Wednesday, May 14, 2008

Reality check?

Just ignore the smoke and smile

I have 3 exams to go. Victorious end? Not quite yet. I have to admit I was close to biting my toe when I was walking back from town today, to get a grip on myself with the overflowing joy of actually being only a few steps away from that very light in the end of the tunnel.
I'm amazed by things surrounding me, so much beauty, so much mystery. This morning, walking to my Biology exam with Juulia, we were literally struggling through a blizzard. By the time the first exam had ended, it was sunny outside. After the second exam, it was gray, windy, and somewhat rainyish. In half an hour, it was again sunshine all over, with a sharp, cutting north wind kissing you so brutally on your cheek, the way it always does.
I like the new freshness, I missed it this spring, I'm afraid.. with all this exam-stressing. One cannot fully dedicate to two things at the time, no matter how much they try and persuade that women can multi-task.. I just can't live a normal life, and ace my exams. Maybe it comes down to my inability..
But yes, the freshness. I dig, I dig. You dig me up from under what is covering, the better part of me, sings Brandon. So true, so good. I revel and relish this new sweet taste. It is like the most delicious aperitif to the exquisite main course in store for me for the future. I'm such an epicure of life.

Saturday, May 10, 2008

Photo hunt / Fotojaht

This week's photo hunting theme is "signs".
Here is the original post, where you can also track down the rules and other nice stuff.
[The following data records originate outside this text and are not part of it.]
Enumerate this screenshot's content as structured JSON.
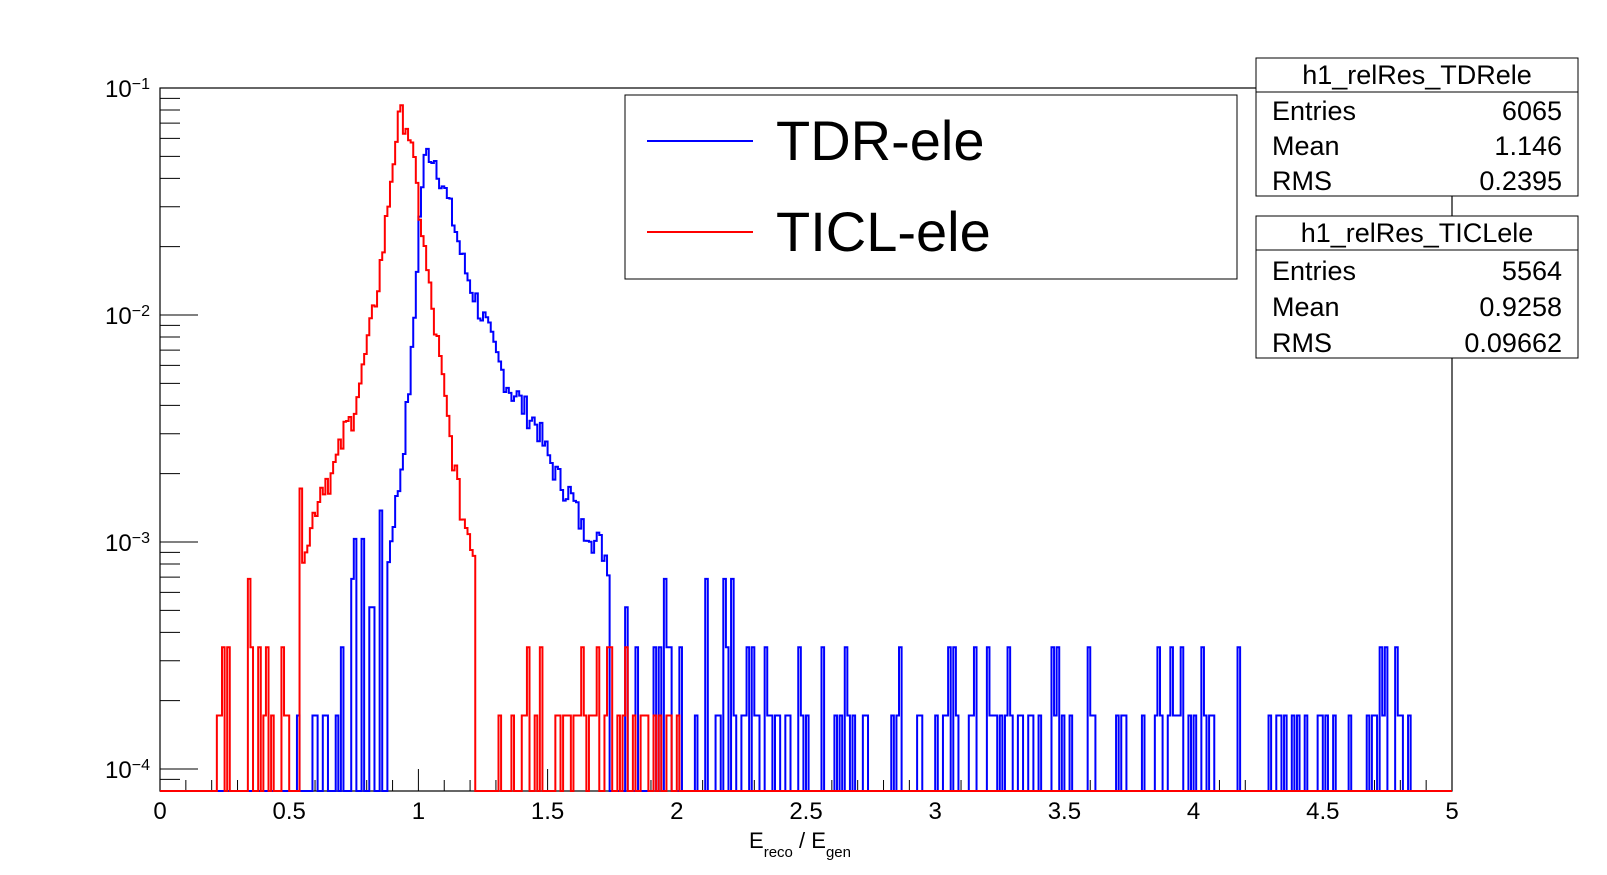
{
  "chart_data": {
    "type": "line",
    "title": "",
    "xlabel": {
      "base": "E",
      "sub": "reco",
      "sep": " / ",
      "base2": "E",
      "sub2": "gen"
    },
    "xlim": [
      0,
      5
    ],
    "ylim_log": [
      8e-05,
      0.1
    ],
    "y_scale": "log",
    "x_ticks": [
      "0",
      "0.5",
      "1",
      "1.5",
      "2",
      "2.5",
      "3",
      "3.5",
      "4",
      "4.5",
      "5"
    ],
    "y_ticks": [
      {
        "value": 0.1,
        "base": "10",
        "exp": "−1"
      },
      {
        "value": 0.01,
        "base": "10",
        "exp": "−2"
      },
      {
        "value": 0.001,
        "base": "10",
        "exp": "−3"
      },
      {
        "value": 0.0001,
        "base": "10",
        "exp": "−4"
      }
    ],
    "grid": false,
    "legend_placement": "top-center-right",
    "series": [
      {
        "name": "TDR-ele",
        "color": "#0000ff",
        "peaks": [
          [
            0.3,
            0
          ],
          [
            0.5,
            0
          ],
          [
            0.55,
            0.00017
          ],
          [
            0.6,
            0.00017
          ],
          [
            0.65,
            0.00017
          ],
          [
            0.72,
            0.00035
          ],
          [
            0.78,
            0.00052
          ],
          [
            0.82,
            0.00052
          ],
          [
            0.86,
            0.0007
          ],
          [
            0.88,
            0.0007
          ],
          [
            0.9,
            0.00122
          ],
          [
            0.92,
            0.00157
          ],
          [
            0.94,
            0.00244
          ],
          [
            0.96,
            0.0042
          ],
          [
            0.98,
            0.0075
          ],
          [
            1.0,
            0.022
          ],
          [
            1.02,
            0.045
          ],
          [
            1.04,
            0.054
          ],
          [
            1.06,
            0.05
          ],
          [
            1.08,
            0.044
          ],
          [
            1.1,
            0.036
          ],
          [
            1.12,
            0.03
          ],
          [
            1.14,
            0.025
          ],
          [
            1.16,
            0.02
          ],
          [
            1.18,
            0.016
          ],
          [
            1.2,
            0.014
          ],
          [
            1.22,
            0.012
          ],
          [
            1.24,
            0.0105
          ],
          [
            1.26,
            0.0092
          ],
          [
            1.28,
            0.0078
          ],
          [
            1.3,
            0.0066
          ],
          [
            1.32,
            0.0058
          ],
          [
            1.34,
            0.0052
          ],
          [
            1.36,
            0.0046
          ],
          [
            1.38,
            0.0045
          ],
          [
            1.4,
            0.004
          ],
          [
            1.42,
            0.0038
          ],
          [
            1.44,
            0.0035
          ],
          [
            1.46,
            0.0033
          ],
          [
            1.48,
            0.0028
          ],
          [
            1.5,
            0.0024
          ],
          [
            1.52,
            0.0022
          ],
          [
            1.54,
            0.0019
          ],
          [
            1.56,
            0.0018
          ],
          [
            1.58,
            0.0017
          ],
          [
            1.6,
            0.0015
          ],
          [
            1.62,
            0.0013
          ],
          [
            1.64,
            0.0011
          ],
          [
            1.66,
            0.0012
          ],
          [
            1.68,
            0.001
          ],
          [
            1.7,
            0.001
          ],
          [
            1.72,
            0.0009
          ],
          [
            1.74,
            0.0008
          ],
          [
            1.76,
            0.00065
          ],
          [
            1.78,
            0.0006
          ],
          [
            1.8,
            0.0005
          ],
          [
            1.82,
            0.00045
          ],
          [
            1.84,
            0.0004
          ],
          [
            1.86,
            0.00035
          ],
          [
            1.88,
            0.0004
          ],
          [
            1.9,
            0.00035
          ],
          [
            1.92,
            0.00035
          ],
          [
            1.94,
            0.00035
          ],
          [
            1.96,
            0.00035
          ],
          [
            1.98,
            0.0003
          ],
          [
            2.0,
            0.00035
          ],
          [
            2.05,
            0.00017
          ],
          [
            2.1,
            0.00035
          ],
          [
            2.15,
            0.00017
          ],
          [
            2.2,
            0.00035
          ],
          [
            2.25,
            0.00017
          ],
          [
            2.3,
            0.00017
          ],
          [
            2.4,
            0.00017
          ],
          [
            2.5,
            0.00017
          ],
          [
            2.55,
            0.00017
          ],
          [
            2.6,
            0.00017
          ],
          [
            2.65,
            0.00017
          ],
          [
            2.75,
            0.00017
          ],
          [
            2.8,
            0.00035
          ],
          [
            2.85,
            0.00017
          ],
          [
            2.9,
            0.00035
          ],
          [
            2.95,
            0.00017
          ],
          [
            3.0,
            0.00017
          ],
          [
            3.15,
            0.00017
          ],
          [
            3.2,
            0.00017
          ],
          [
            3.4,
            0.00017
          ],
          [
            3.5,
            0.00017
          ],
          [
            3.7,
            0.00017
          ],
          [
            4.0,
            0.0001
          ],
          [
            4.12,
            0.00017
          ],
          [
            4.26,
            0.00017
          ],
          [
            4.7,
            0.00017
          ],
          [
            5.0,
            0
          ]
        ]
      },
      {
        "name": "TICL-ele",
        "color": "#ff0000",
        "peaks": [
          [
            0.2,
            0
          ],
          [
            0.23,
            0.00017
          ],
          [
            0.25,
            0.00035
          ],
          [
            0.3,
            0.00017
          ],
          [
            0.36,
            0.00035
          ],
          [
            0.4,
            0.00017
          ],
          [
            0.42,
            0.00035
          ],
          [
            0.45,
            0.00017
          ],
          [
            0.47,
            0.00035
          ],
          [
            0.5,
            0.00017
          ],
          [
            0.52,
            0.0003
          ],
          [
            0.54,
            0.0007
          ],
          [
            0.56,
            0.00105
          ],
          [
            0.58,
            0.00105
          ],
          [
            0.6,
            0.0014
          ],
          [
            0.62,
            0.0017
          ],
          [
            0.64,
            0.0019
          ],
          [
            0.66,
            0.0019
          ],
          [
            0.68,
            0.0022
          ],
          [
            0.7,
            0.0026
          ],
          [
            0.72,
            0.0032
          ],
          [
            0.74,
            0.0034
          ],
          [
            0.76,
            0.0044
          ],
          [
            0.78,
            0.0052
          ],
          [
            0.8,
            0.0071
          ],
          [
            0.82,
            0.009
          ],
          [
            0.84,
            0.013
          ],
          [
            0.86,
            0.018
          ],
          [
            0.88,
            0.028
          ],
          [
            0.9,
            0.045
          ],
          [
            0.92,
            0.068
          ],
          [
            0.94,
            0.076
          ],
          [
            0.96,
            0.068
          ],
          [
            0.98,
            0.048
          ],
          [
            1.0,
            0.032
          ],
          [
            1.02,
            0.021
          ],
          [
            1.04,
            0.014
          ],
          [
            1.06,
            0.0095
          ],
          [
            1.08,
            0.0068
          ],
          [
            1.1,
            0.0045
          ],
          [
            1.12,
            0.0031
          ],
          [
            1.14,
            0.0022
          ],
          [
            1.16,
            0.0015
          ],
          [
            1.18,
            0.0012
          ],
          [
            1.2,
            0.0011
          ],
          [
            1.22,
            0.00085
          ],
          [
            1.24,
            0.0006
          ],
          [
            1.26,
            0.00035
          ],
          [
            1.28,
            0.00017
          ],
          [
            1.3,
            0.00035
          ],
          [
            1.32,
            0.00017
          ],
          [
            1.36,
            0.00017
          ],
          [
            1.4,
            0.00017
          ],
          [
            1.45,
            0.00017
          ],
          [
            1.55,
            0.00017
          ],
          [
            1.7,
            0.00017
          ],
          [
            1.8,
            0.00017
          ],
          [
            1.9,
            0.00017
          ],
          [
            2.0,
            0.00017
          ],
          [
            2.05,
            0
          ]
        ]
      }
    ],
    "legend": [
      {
        "label": "TDR-ele",
        "color": "#0000ff"
      },
      {
        "label": "TICL-ele",
        "color": "#ff0000"
      }
    ],
    "stats_boxes": [
      {
        "title": "h1_relRes_TDRele",
        "rows": [
          {
            "label": "Entries",
            "value": "6065"
          },
          {
            "label": "Mean",
            "value": "1.146"
          },
          {
            "label": "RMS",
            "value": "0.2395"
          }
        ]
      },
      {
        "title": "h1_relRes_TICLele",
        "rows": [
          {
            "label": "Entries",
            "value": "5564"
          },
          {
            "label": "Mean",
            "value": "0.9258"
          },
          {
            "label": "RMS",
            "value": "0.09662"
          }
        ]
      }
    ]
  }
}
We all know the French are slightly special in their own way, but this, I reckon, is the best evidence of the cruel Parisienne humor with stupid naive tourists:).. The picture is taken on my second trip to that city I've fallen in love with. I know exactly where to go.



Monday, May 05, 2008

2 down, 13 to go.

Just now I got rid of my horrendous headache. I believe I got it from the overwhelming joy and excitement that unleashed when I got my two first final exams done. 13 more, and I'm at peace with the universe. Sounds reasonable? Actually I really am happy, because I've been waiting for this stuff to come up for ummmbgh, well if not 12 years altogether, then for the last 2 years definitely. With great anxiousness. I hope I prepared myself well enough, and if not, then at this point, there's not much I can do any more. I'll be fine, I know, though. It's a nice comforting idea. However, those occasional spurts of angst with the whole fatalistic touch these exams have attached to them, do take over. What can you do?

I would really-really want to take off with someone interesting and good and chill on the beach of a tropical island, remote from everything daily, dull, and worrying. Far away from all that just doesn't feel like it should be in the moment. I want new vibes, refreshing and pleasant.
You, come and make my day. Bring new colours, new touch, new feeling, new scent, new perspective, new meaning and value, new purpose, motivation, need, lust, adrenaline, safety, warmth, joy, experience, ideas.. The old has drained my resources, I'm thirsty for new.
I just cannot go on clinging on to the past, barely holding on. The past is pushing me away quite persistently.
A new breeze, blow me away, intoxicate so sweetly, the way you always do. Be my camouflage from reality:).